DESCRIPTION (provided by applicant): Stroke is a leading cause of morbidity and mortality in the US despite the availability of therapies such thrombolysis and thrombectomy. Focal ischemic stroke occurs when the blood supply to a portion of the brain is interrupted. The affected brain tissue experiences energy failure that can cause cell death. When the interruption is temporary, the ischemia reperfusion sequence initiates a cascade of events causing necrotic and apoptotic cell death. The metabolic response of the brain to energy failure is not completely understood, though one component of this response is a massive release of free fatty acids from plasma membrane phospholipids. Oxidation of these free fatty acids could produce ketone bodies. This project tests the hypothesis that locally produced ketone bodies within the brain are neuroprotective. This hypothesis extends the observation that ketone bodies administered exogenously or synthesized by the liver while on a ketogenic diet protect the brain from ischemic damage in animal models. Regardless of their source, whether neuroprotection from ischemia depends on ketone body oxidation is unknown. Ketone body oxidation requires the ketolytic enzyme (SCOT), which participates in the conversion of ketone bodies into acetyl CoA for entry into the tricarboxylic acid cycle. SCOT is present in neurons and astrocytes. Notably, astrocytes but not neurons oxidize fatty acids, and the synthesis of ketone bodies by astrocytes likely depends on SCOT. A role for SCOT in ketone body oxidation and synthesis is possible because the reaction it catalyzes is near equilibrium. The hypothesis that locally synthesized ketone bodies are neuroprotective during focal ischemia requires an astrocyte-neuron ketone body shuttle. Accordingly, astrocytes would oxidize fatty acids and need SCOT to synthesize ketone bodies. The astrocytes would then send the ketone bodies to neurons, which then oxidize them in a SCOT dependent manner. This model provides a framework to test the hypothesis that ketone bodies protect the brain from ischemia / reperfusion damage via a mechanism requiring their oxidation. This project will test this hypothesis by examining the effects of transient proximal middle cerebral artery occlusion (tMCAO) in neuron-specific and astrocyte-specific SCOT knockout mice using histological, biochemical, and behavioral assays.

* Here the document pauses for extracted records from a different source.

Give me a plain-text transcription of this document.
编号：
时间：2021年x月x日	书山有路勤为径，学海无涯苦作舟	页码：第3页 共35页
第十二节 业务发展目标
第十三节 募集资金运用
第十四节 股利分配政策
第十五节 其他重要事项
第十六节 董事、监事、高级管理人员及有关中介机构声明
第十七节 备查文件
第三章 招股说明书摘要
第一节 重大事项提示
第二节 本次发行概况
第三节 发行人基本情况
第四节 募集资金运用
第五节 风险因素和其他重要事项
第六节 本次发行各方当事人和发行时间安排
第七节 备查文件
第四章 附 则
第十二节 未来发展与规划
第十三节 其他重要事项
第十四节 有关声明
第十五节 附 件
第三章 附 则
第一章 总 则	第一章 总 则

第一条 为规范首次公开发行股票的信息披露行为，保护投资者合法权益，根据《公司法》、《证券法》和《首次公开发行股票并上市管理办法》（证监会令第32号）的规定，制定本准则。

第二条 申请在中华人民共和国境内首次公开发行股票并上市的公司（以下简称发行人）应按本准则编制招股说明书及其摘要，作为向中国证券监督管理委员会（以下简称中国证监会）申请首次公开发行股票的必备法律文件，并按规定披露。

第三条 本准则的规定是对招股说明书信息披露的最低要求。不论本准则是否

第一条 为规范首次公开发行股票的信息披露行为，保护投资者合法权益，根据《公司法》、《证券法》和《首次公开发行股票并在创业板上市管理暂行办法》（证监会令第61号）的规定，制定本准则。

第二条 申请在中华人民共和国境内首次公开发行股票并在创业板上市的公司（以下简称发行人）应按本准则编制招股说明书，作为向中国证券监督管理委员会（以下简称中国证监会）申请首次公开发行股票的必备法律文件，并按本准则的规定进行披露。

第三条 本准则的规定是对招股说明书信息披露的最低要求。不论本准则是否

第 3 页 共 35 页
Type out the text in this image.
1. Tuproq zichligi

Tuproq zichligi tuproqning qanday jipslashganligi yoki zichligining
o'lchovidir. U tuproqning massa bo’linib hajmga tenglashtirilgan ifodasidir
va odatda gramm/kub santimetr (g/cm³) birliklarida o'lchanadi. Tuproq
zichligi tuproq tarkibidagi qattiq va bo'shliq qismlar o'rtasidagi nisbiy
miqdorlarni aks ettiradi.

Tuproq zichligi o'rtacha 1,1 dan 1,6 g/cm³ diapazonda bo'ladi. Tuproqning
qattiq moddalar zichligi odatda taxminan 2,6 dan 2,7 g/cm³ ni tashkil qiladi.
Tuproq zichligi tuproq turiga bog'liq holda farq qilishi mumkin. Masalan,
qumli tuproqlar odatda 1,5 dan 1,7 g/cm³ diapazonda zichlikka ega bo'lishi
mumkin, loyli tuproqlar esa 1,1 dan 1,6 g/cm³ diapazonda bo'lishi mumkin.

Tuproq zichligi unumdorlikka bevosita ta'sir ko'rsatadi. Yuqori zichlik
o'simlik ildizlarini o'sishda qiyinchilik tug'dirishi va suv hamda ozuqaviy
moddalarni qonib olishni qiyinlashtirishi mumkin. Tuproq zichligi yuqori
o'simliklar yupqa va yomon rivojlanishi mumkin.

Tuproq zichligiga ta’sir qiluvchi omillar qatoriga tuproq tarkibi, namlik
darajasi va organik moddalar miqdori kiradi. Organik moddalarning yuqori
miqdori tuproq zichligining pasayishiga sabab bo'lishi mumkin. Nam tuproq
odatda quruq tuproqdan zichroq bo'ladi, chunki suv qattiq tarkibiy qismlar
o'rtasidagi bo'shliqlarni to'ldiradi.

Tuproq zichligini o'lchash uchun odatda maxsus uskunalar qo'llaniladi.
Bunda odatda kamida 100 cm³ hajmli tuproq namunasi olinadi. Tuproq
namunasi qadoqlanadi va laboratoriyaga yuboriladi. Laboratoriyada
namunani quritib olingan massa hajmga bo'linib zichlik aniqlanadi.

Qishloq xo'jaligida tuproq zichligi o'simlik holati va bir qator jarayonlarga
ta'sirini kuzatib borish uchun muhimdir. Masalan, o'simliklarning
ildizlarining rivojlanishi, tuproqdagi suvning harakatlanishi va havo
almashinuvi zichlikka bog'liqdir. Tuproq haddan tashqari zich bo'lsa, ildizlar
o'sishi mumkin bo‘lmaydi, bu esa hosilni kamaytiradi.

描述（由申请人提供）：尽管有溶栓和血栓切除术等治疗方法，但中风是美国发病和死亡的主要原因。当大脑一部分的血液供应中断时，就会发生局灶性缺血性中风。受影响的脑组织会经历能量衰竭，从而导致细胞死亡。当中断是暂时的时，缺血再灌注序列会引发一系列事件，导致细胞坏死和凋亡。大脑对能量衰竭的代谢反应尚不完全清楚，尽管这种反应的一个组成部分是质膜磷脂中游离脂肪酸的大量释放。这些游离脂肪酸的氧化可以产生酮体。该项目测试了大脑内局部产生的酮体具有神经保护作用的假设。这一假说扩展了这样的观察：在动物模型中，生酮饮食期间外源施用或由肝脏合成的酮体可以保护大脑免受缺血性损伤。无论其来源如何，缺血的神经保护是否依赖于酮体氧化尚不清楚。酮体氧化需要酮解酶（SCOT），它参与酮体转化为乙酰辅酶A进入三羧酸循环。 SCOT 存在于神经元和星形胶质细胞中。值得注意的是，星形胶质细胞而不是神经元氧化脂肪酸，星形胶质细胞合成酮体可能取决于 SCOT。 SCOT 在酮体氧化和合成中发挥作用是可能的，因为它催化的反应接近平衡。局部合成的酮体在局灶性缺血期间具有神经保护作用的假设需要星形胶质细胞-神经元酮体穿梭。因此，星形胶质细胞会氧化脂肪酸并需要SCOT来合成酮体。然后星形胶质细胞将酮体发送到神经元，然后神经元以 SCOT 依赖性方式氧化它们。该模型提供了一个框架来检验酮体通过需要氧化的机制保护大脑免受缺血/再灌注损伤的假设。该项目将通过组织学、生化和行为分析，检查短暂性近端大脑中动脉闭塞（tMCAO）对神经元特异性和星形胶质细胞特异性 SCOT 敲除小鼠的影响，来检验这一假设。